Squeezing tiny Key limes is a royal pain, so I buy a 16 ounce bottle of “Nellie and Joe’s” Florida Key Lime Juice. You can get 4 pies out of the bottle, which makes it very reasonable, cost-wise. My local market stocks it in the beverage section next to Rose’s Lime juice (NOT a substitute) and other cocktail additives.
One last thing – do NOT add the zest of Key limes for a pretty garnish. The zest is very bitter and will spoil the pie. If you really want a sprinkle of green, use the zest of a regular lime.
For the crust:
1 ½ cups graham cracker crumbs – $2.89
¼ cup sugar – stock
½ Teaspoon cinnamon – stock
pinch of nutmeg – stock
5 Tablespoons unsalted butter, melted
For the filling:
4 egg yolks – stock (I freeze the egg whites in a sealed baggie)
1 4-oz. can sweetened, condensed milk – $2.39
½ cup Key lime juice – $3.49
For the topping (optional):
1 cup whipping/heavy cream – $2.09
2 heaping Tablespoons Confectioner’s sugar – stock
½ Teaspoon vanilla – stock
2/3 cup graham cracker crumbs – included above
2 Tablespoons unsalted butter, melted – stock
2 Tablespoons sugar – stock
Grand Total Assuming Well-Stocked Pantry: $10.89
Total Per Serving: $1.36
1. Preheat the oven to 375 degrees.
2. Prepare the crust.

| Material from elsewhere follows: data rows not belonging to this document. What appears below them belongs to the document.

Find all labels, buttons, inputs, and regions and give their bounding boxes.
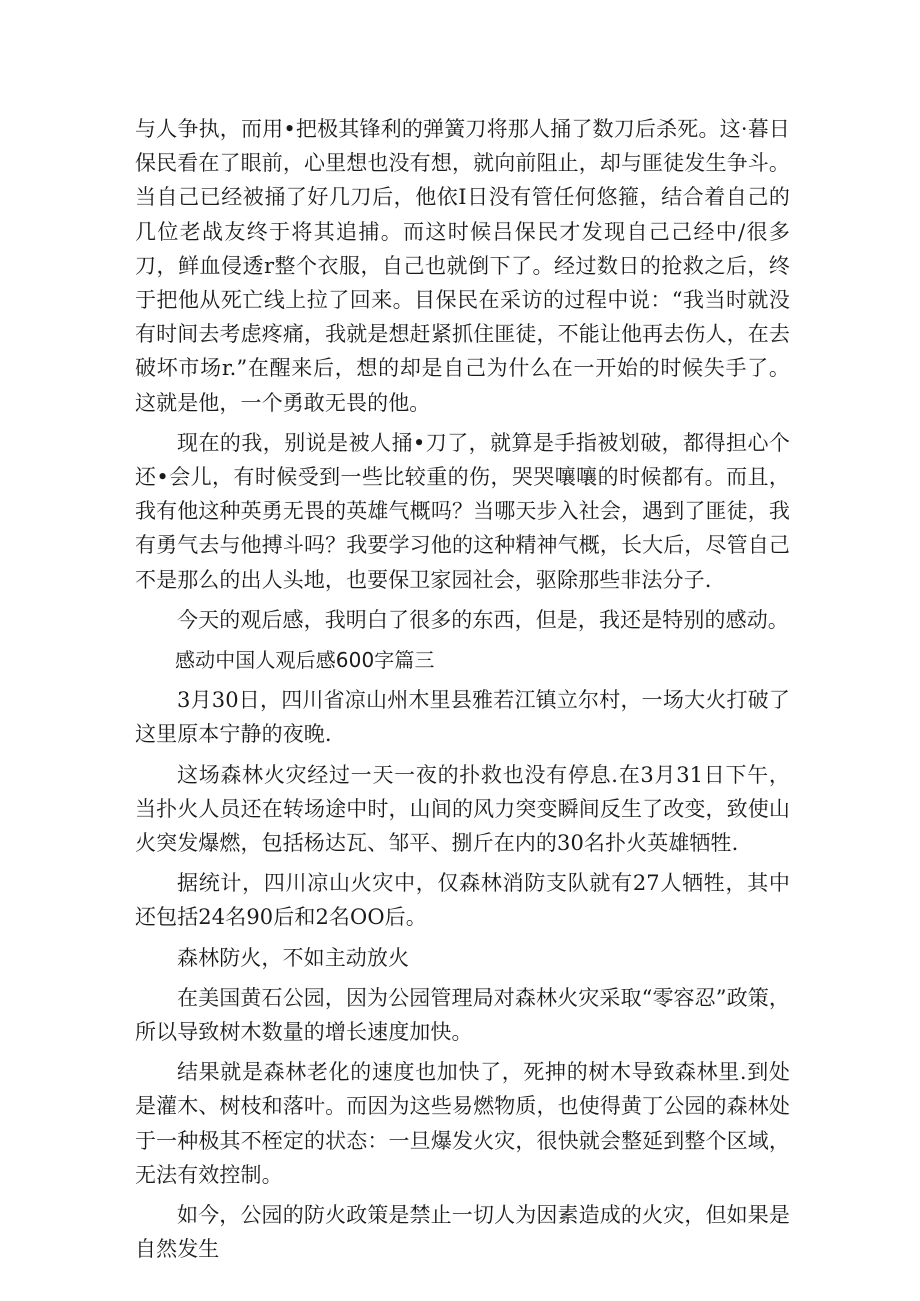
paragraph-3: 今天的观后感，我明白了很多的东西，但是，我还是特别的感动。 — [177, 607, 789, 632]
paragraph-1: 与人争执，而用•把极其锋利的弹簧刀将那人捅了数刀后杀死。这·暮日保民看在了眼前，心里想也没有想，就向前阻止，却与匪徒发生争斗。当自己已经被捅了好几刀后，他依I日没有管任何悠箍，结合着自己的几位老战友终于将其追捕。而这时候吕保民才发现自己己经中/很多刀，鲜血侵透r整个衣服，自己也就倒下了。经过数日的抢救之后，终于把他从死亡线上拉了回来。目保民在采访的过程中说：“我当时就没有时间去考虑疼痛，我就是想赶紧抓住匪徒，不能让他再去伤人，在去破坏市场r.”在醒来后，想的却是自己为什么在一开始的时候失手了。这就是他，一个勇敢无畏的他。 — [135, 117, 790, 415]
document-page — [135, 112, 790, 1273]
paragraph-11: 如今，公园的防火政策是禁止一切人为因素造成的火灾，但如果是自然发生 — [135, 1203, 790, 1262]
paragraph-6: 这场森林火灾经过一天一夜的扑救也没有停息.在3月31日下午，当扑火人员还在转场途中时，山间的风力突变瞬间反生了改变，致使山火突发爆燃，包括杨达瓦、邹平、捌斤在内的30名扑火英雄牺牲. — [135, 762, 790, 856]
paragraph-7: 据统计，四川凉山火灾中，仅森林消防支队就有27人牺牲，其中还包括24名90后和2名OO后。 — [135, 871, 790, 930]
subheading: 森林防火，不如主动放火 — [177, 945, 410, 970]
paragraph-5: 3月30日，四川省凉山州木里县雅若江镇立尔村，一场大火打破了这里原本宁静的夜晚. — [135, 688, 790, 747]
paragraph-2: 现在的我，别说是被人捅•刀了，就算是手指被划破，都得担心个还•会儿，有时候受到一些比较重的伤，哭哭嚷嚷的时候都有。而且，我有他这种英勇无畏的英雄气概吗？当哪天步入社会，遇到了匪徒，我有勇气去与他搏斗吗？我要学习他的这种精神气概，长大后，尽管自己不是那么的出人头地，也要保卫家园社会，驱除那些非法分子. — [135, 430, 790, 592]
paragraph-10: 结果就是森林老化的速度也加快了，死抻的树木导致森林里.到处是灌木、树枝和落叶。而因为这些易燃物质，也使得黄丁公园的森林处于一种极其不桎定的状态：一旦爆发火灾，很快就会整延到整个区域，无法有效控制。 — [135, 1060, 790, 1187]
paragraph-9: 在美国黄石公园，因为公园管理局对森林火灾采取“零容忍”政策，所以导致树木数量的增长速度加快。 — [135, 985, 790, 1045]
section-heading: 感动中国人观后感600字篇三 — [175, 648, 435, 673]
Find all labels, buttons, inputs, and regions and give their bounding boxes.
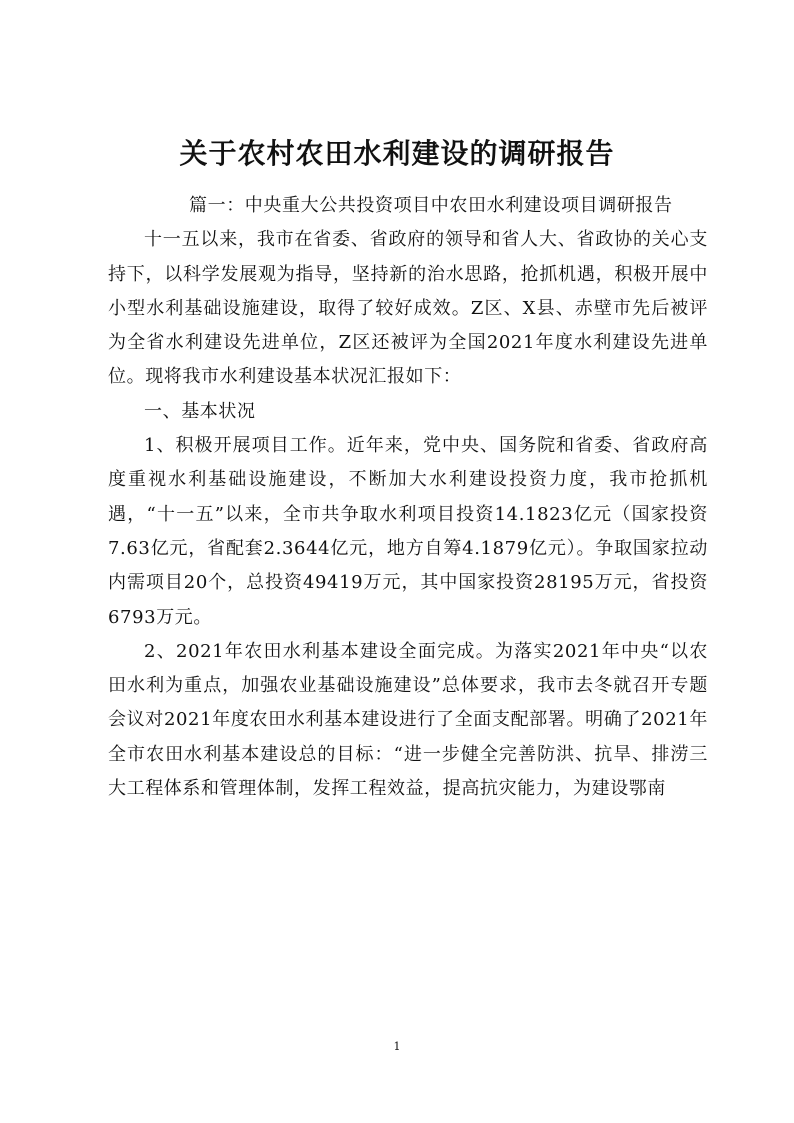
paragraph-farmland-construction: 2、2021年农田水利基本建设全面完成。为落实2021年中央“以农田水利为重点，加强农业基础设施建设”总体要求，我市去冬就召开专题会议对2021年度农田水利基本建设进行了全面支配部署。明确了2021年全市农田水利基本建设总的目标：“进一步健全完善防洪、抗旱、排涝三大工程体系和管理体制，发挥工程效益，提高抗灾能力，为建设鄂南 [108, 640, 708, 800]
page-number: 1 [393, 1040, 401, 1053]
paragraph-project-work: 1、积极开展项目工作。近年来，党中央、国务院和省委、省政府高度重视水利基础设施建设，不断加大水利建设投资力度，我市抢抓机遇，“十一五”以来，全市共争取水利项目投资14.1823亿元（国家投资7.63亿元，省配套2.3644亿元，地方自筹4.1879亿元）。争取国家拉动内需项目20个，总投资49419万元，其中国家投资28195万元，省投资6793万元。 [108, 435, 708, 628]
paragraph-intro: 十一五以来，我市在省委、省政府的领导和省人大、省政协的关心支持下，以科学发展观为指导，坚持新的治水思路，抢抓机遇，积极开展中小型水利基础设施建设，取得了较好成效。Z区、X县、赤壁市先后被评为全省水利建设先进单位，Z区还被评为全国2021年度水利建设先进单位。现将我市水利建设基本状况汇报如下： [108, 229, 708, 388]
document-title: 关于农村农田水利建设的调研报告 [179, 137, 615, 170]
section-subtitle: 篇一：中央重大公共投资项目中农田水利建设项目调研报告 [189, 195, 673, 216]
section-heading-basic-status: 一、基本状况 [144, 400, 256, 422]
document-body [108, 189, 708, 806]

In a medium mixing bowl, whisk the graham cracker crumbs, sugar, and spices until blended. Stir in the melted butter, combining well.

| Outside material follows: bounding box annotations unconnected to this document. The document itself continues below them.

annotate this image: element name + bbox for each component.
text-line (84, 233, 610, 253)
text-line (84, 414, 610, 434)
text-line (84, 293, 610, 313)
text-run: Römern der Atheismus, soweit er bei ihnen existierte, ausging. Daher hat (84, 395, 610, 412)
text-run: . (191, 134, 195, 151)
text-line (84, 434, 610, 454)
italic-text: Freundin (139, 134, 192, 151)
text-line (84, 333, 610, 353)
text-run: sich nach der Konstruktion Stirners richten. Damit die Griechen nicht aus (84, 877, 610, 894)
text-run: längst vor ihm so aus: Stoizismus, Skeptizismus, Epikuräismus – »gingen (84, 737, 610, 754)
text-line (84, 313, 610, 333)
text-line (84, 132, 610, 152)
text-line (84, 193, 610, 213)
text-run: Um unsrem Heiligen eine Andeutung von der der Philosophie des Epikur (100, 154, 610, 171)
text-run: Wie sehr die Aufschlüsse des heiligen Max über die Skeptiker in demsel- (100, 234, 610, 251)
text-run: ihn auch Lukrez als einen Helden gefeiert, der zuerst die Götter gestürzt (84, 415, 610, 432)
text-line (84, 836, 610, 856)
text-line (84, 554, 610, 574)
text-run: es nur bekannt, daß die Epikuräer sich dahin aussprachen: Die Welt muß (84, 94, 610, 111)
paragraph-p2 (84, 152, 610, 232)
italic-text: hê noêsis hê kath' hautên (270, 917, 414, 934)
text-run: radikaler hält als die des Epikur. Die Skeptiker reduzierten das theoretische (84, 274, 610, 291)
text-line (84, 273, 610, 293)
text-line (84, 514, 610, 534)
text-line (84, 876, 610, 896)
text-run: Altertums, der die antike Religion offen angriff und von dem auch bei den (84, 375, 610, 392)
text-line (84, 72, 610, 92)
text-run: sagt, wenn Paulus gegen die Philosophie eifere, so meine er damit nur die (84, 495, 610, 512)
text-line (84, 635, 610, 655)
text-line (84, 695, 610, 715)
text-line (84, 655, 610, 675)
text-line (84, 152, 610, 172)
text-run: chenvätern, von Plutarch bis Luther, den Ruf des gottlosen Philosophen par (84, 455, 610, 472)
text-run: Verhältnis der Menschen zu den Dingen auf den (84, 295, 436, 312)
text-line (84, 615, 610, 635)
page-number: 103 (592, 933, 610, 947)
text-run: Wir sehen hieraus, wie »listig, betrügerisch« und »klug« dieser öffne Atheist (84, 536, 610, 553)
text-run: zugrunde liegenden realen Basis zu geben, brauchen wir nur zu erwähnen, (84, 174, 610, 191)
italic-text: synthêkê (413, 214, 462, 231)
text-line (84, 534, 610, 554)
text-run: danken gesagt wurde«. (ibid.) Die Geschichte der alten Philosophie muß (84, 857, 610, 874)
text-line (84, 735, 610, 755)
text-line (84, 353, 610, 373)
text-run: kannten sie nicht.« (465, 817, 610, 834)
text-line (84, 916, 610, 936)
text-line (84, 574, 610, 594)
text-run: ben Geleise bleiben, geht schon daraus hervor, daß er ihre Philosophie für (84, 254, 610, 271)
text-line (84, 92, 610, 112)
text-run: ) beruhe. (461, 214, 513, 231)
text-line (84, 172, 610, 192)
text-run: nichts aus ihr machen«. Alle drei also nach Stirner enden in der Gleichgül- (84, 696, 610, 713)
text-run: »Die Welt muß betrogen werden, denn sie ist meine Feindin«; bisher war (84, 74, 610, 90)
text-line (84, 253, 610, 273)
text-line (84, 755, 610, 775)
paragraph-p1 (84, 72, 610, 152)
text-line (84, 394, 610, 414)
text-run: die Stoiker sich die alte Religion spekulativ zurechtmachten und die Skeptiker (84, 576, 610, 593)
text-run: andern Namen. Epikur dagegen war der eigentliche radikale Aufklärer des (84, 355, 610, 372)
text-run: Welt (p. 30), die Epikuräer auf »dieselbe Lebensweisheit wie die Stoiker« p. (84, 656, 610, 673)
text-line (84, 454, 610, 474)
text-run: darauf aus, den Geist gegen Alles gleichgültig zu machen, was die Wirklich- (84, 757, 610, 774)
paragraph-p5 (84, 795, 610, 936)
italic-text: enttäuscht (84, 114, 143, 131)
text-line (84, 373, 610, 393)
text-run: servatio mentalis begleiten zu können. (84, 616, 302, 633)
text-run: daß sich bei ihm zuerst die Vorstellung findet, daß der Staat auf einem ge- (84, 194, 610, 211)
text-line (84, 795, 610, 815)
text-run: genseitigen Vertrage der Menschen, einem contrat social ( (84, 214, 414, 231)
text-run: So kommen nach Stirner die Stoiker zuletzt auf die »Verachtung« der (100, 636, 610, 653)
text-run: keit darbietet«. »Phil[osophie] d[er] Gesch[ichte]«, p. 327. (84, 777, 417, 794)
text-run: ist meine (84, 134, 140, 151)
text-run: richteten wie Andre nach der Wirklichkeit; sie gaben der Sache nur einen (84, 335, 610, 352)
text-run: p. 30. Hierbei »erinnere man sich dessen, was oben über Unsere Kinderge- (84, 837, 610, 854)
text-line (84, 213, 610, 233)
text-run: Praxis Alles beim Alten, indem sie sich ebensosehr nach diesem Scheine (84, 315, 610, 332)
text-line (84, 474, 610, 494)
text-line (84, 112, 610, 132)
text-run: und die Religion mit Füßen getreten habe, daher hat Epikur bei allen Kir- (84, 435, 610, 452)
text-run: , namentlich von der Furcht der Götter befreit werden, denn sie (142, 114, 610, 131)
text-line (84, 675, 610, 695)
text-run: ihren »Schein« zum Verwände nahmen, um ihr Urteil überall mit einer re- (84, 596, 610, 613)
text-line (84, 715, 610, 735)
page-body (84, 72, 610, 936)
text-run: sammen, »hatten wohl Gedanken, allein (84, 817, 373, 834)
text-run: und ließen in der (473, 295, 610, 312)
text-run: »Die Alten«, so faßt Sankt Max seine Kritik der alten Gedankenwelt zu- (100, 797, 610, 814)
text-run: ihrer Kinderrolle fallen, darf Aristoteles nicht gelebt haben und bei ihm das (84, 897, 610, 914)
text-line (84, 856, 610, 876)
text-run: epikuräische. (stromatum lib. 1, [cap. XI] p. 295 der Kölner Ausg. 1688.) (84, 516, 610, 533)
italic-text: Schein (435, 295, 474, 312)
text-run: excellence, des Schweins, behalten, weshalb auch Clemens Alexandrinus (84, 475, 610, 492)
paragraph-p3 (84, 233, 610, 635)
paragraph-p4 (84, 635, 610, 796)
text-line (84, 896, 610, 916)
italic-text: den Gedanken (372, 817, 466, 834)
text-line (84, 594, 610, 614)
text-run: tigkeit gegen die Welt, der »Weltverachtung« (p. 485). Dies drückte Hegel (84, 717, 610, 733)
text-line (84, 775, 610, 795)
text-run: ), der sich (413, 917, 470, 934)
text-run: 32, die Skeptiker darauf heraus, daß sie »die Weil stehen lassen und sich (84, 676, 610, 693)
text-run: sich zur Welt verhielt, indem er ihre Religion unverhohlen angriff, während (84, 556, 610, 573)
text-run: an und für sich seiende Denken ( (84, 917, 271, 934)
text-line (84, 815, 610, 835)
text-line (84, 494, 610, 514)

3. Transfer the mixture to the bottom of a 9-inch pie plate. Using your fingers or the round bottom of a small gratin bowl, lightly spread the crumbs evenly along the bottom and up the sides of the pie plate. Once evenly distributed, use gentle pressure to press the mixture into the bottom and sides, forming a rim slightly raised at the top edge of the dish.
4. If opting for the cookie crumble topping, prepare in the same manner, through step 2. Transfer the crumbs to a piece of heavy foil, folding up the sides to prevent spilling in the oven. (It looks like a flat-bottomed, square boat.)

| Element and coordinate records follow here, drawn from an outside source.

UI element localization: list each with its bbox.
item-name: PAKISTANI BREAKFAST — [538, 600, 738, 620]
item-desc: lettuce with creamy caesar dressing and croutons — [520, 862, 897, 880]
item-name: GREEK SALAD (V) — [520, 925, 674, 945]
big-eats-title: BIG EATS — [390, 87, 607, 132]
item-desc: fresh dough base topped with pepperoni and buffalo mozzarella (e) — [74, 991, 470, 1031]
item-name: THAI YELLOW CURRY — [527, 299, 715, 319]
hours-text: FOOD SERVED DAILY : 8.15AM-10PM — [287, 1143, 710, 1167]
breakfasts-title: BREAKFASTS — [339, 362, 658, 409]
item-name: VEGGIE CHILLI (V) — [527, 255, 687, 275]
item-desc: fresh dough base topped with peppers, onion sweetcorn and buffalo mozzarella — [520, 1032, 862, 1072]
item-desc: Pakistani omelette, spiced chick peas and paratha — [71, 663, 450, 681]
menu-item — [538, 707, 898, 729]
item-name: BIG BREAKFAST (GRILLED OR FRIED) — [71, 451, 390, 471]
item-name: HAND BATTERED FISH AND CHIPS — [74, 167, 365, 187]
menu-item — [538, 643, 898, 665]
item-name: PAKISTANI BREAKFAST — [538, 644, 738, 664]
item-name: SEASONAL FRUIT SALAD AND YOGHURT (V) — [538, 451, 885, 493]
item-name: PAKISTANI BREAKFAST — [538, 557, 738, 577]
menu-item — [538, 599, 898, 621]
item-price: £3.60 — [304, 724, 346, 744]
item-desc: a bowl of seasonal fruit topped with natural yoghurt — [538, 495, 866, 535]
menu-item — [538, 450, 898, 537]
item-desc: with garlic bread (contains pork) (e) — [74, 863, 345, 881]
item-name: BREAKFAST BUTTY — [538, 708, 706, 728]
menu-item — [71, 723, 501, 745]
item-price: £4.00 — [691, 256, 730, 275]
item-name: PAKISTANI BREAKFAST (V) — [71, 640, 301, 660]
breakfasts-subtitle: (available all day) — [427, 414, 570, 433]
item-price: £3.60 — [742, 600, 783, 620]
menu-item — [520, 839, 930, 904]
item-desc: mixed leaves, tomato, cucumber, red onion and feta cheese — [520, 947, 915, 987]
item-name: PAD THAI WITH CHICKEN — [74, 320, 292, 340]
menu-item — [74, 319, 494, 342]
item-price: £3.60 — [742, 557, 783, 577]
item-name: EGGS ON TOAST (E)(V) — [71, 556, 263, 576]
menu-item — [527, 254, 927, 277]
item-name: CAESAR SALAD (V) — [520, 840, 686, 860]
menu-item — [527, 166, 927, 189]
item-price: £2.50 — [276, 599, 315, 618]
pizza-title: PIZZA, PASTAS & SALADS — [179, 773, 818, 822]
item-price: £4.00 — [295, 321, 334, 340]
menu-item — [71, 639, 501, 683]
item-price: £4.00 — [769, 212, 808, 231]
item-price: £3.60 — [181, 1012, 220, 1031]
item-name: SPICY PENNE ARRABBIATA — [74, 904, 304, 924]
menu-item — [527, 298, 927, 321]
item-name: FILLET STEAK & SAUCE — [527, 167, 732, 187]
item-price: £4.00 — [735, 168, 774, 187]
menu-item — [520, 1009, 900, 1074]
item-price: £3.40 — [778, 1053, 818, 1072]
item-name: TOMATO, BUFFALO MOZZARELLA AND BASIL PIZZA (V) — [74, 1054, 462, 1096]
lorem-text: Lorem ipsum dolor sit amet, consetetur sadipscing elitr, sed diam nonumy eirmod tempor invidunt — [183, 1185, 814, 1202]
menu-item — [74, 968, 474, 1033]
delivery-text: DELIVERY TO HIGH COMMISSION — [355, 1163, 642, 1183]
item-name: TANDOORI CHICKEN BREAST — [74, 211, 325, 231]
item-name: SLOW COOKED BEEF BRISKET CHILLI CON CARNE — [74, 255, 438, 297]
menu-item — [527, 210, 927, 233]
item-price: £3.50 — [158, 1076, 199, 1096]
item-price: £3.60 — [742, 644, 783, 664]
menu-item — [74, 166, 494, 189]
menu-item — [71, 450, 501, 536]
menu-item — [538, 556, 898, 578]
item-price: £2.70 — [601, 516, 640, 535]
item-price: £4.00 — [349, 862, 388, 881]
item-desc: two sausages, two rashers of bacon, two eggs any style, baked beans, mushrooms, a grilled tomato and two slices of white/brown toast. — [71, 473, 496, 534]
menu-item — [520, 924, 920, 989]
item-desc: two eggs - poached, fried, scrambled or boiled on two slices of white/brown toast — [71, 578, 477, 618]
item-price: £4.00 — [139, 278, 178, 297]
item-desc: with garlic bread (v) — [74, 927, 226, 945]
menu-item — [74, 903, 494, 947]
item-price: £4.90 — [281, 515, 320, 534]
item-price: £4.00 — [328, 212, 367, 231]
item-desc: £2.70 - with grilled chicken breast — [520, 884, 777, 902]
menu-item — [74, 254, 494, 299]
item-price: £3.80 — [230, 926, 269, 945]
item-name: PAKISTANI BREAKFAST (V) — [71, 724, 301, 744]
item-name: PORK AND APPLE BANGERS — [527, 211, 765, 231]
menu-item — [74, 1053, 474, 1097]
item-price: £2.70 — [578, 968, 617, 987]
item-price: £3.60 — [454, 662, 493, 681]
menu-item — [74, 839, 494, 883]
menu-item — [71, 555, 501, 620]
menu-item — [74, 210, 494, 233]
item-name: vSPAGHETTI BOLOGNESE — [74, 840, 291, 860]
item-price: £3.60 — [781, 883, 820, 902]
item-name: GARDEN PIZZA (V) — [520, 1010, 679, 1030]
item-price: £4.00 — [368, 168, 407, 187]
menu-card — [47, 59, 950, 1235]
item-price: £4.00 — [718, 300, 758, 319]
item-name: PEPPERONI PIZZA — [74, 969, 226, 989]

5. Bake the pie shell and “boated” cookie crumbs for about 10 minutes until lightly browned. Transfer to a wire cooling rack.
6. Turn the oven temperature down to 350 degrees.
7. Meanwhile, prepare the filling. In a medium mixing bowl, using a whisk or electric mixer, lightly beat the eggs. Add the condensed milk, incorporating fully.
8. Gradually add the Key lime juice. Be careful not to over beat, if using an electric mixer, as the final product will form air bubbles on the surface.
9. Transfer the filling to the prepared piecrust. Using a rubber spatula, spread evenly to the edges of the crust.
10. Bake at 350 degrees for 10 minutes. The pie will jiggle – don’t worry as the final setting occurs in the fridge.
11. Transfer to the wire cooling rack. Allow to cool for 15 minutes and then refrigerate the pie for 8 hours.
12. If opting for topping with whipped cream, place a medium mixing bowl and the mixer beaters in the freezer for about ½ hour before you plan to serve the pie. Whip the heavy cream, sugar, and vanilla until the cream forms firm peaks. (Always be careful not to over beat, as the cream will separate and turn into “butter”. I over beat the cream my very first time at the helm of the mixer. I was about 12 years old and helping my dad’s wife prepare a Pineapple Upside Down Cake. Needless to say, I was shocked by the result and poor Eileen had to run to the store and fetch another pint. As I recall, I was relieved of my whipping duties!)
13. Either spread the whipped cream over the top of the pie, or top each slice with a dollop. Sprinkle with the cookie crumbs.